I noticed that there exists related questions/issues, such as: [feature request] Support tensors of different sizes as batch elements in DataLoader · Issue #1512 · pytorch/pytorch · GitHub
However, none of above gives exactly implementation details on how to create a variable-input size dataloader.
At the same time, I try to do modification on that dataloader tutorial’s IPython Notebook file. I defined my own dataset class and own ToTensor() function, and only do ToTensor() operation on transform parameter. In the Iterating through the dataset part, it can only show several batch of data, then crash like:
---------------------------------------------------------------------------
RuntimeError Traceback (most recent call last)
in ()
25 plt.title(‘Batch from dataloader’)
26
—> 27 for i_batch, sample_batched in enumerate(dataloader):
28 print(i_batch, sample_batched[‘image’].size(),
29 sample_batched[‘label’].size())
/usr/local/lib/python2.7/dist-packages/torch/utils/data/dataloader.pyc in next(self)
199 self.reorder_dict[idx] = batch
200 continue
→ 201 return self._process_next_batch(batch)
202
203 next = next # Python 2 compatibility
/usr/local/lib/python2.7/dist-packages/torch/utils/data/dataloader.pyc in _process_next_batch(self, batch)
219 self._put_indices()
220 if isinstance(batch, ExceptionWrapper):
→ 221 raise batch.exc_type(batch.exc_msg)
222 return batch
223
RuntimeError: Traceback (most recent call last):
File “/usr/local/lib/python2.7/dist-packages/torch/utils/data/dataloader.py”, line 40, in _worker_loop
samples = collate_fn([dataset[i] for i in batch_indices])
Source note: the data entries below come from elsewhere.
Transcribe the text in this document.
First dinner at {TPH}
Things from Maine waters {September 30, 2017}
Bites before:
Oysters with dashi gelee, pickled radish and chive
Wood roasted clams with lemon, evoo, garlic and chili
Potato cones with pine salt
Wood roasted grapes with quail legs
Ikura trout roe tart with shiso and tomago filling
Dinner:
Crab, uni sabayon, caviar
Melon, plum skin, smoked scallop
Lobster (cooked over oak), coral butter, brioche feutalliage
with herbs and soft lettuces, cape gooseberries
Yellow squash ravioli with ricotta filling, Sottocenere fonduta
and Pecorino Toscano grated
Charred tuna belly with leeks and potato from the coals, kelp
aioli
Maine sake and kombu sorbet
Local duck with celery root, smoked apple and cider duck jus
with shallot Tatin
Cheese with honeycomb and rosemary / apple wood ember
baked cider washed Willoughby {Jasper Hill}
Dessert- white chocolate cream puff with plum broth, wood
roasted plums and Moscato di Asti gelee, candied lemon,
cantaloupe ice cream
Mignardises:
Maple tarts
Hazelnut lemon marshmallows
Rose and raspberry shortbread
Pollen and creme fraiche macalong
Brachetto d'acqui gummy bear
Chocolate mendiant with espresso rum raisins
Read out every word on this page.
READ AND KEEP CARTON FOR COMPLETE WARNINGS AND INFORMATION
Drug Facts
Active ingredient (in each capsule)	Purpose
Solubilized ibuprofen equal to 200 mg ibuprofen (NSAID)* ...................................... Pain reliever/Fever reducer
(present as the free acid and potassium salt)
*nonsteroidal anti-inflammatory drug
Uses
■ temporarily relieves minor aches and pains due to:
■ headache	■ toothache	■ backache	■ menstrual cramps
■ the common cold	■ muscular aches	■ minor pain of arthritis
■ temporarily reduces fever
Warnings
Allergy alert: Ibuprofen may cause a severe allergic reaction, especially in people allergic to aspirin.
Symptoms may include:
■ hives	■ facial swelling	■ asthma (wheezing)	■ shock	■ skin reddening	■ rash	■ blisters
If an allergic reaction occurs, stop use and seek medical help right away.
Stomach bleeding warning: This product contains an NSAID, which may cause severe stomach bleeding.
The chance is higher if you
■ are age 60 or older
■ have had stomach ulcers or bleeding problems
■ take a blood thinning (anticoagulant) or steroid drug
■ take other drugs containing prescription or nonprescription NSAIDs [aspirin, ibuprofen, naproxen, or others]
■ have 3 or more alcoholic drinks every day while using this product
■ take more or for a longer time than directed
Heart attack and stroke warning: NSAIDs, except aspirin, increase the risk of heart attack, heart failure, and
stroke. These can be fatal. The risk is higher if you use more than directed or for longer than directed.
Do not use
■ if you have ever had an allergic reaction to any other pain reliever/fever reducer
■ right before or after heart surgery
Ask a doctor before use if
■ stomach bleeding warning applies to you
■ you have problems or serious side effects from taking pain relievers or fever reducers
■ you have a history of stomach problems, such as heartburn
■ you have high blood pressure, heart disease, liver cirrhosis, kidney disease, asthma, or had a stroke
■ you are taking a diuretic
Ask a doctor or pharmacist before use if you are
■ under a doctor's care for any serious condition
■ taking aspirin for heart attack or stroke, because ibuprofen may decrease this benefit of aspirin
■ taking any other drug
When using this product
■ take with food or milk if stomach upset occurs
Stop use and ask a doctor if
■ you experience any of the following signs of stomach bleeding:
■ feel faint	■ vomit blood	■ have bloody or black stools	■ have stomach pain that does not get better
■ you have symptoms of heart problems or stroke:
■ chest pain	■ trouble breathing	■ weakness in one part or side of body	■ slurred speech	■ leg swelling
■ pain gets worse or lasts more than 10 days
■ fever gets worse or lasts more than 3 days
File “/usr/local/lib/python2.7/dist-packages/torch/utils/data/dataloader.py”, line 106, in default_collate
return {key: default_collate([d[key] for d in batch]) for key in batch[0]}
File “/usr/local/lib/python2.7/dist-packages/torch/utils/data/dataloader.py”, line 106, in
return {key: default_collate([d[key] for d in batch]) for key in batch[0]}
File “/usr/local/lib/python2.7/dist-packages/torch/utils/data/dataloader.py”, line 91, in default_collate
return torch.stack(batch, 0, out=out)
File “/usr/local/lib/python2.7/dist-packages/torch/functional.py”, line 66, in stack
return torch.cat(inputs, dim, out=out)
RuntimeError: inconsistent tensor sizes at /pytorch/torch/lib/TH/generic/THTensorMath.c:2709
Any idea? Thanks!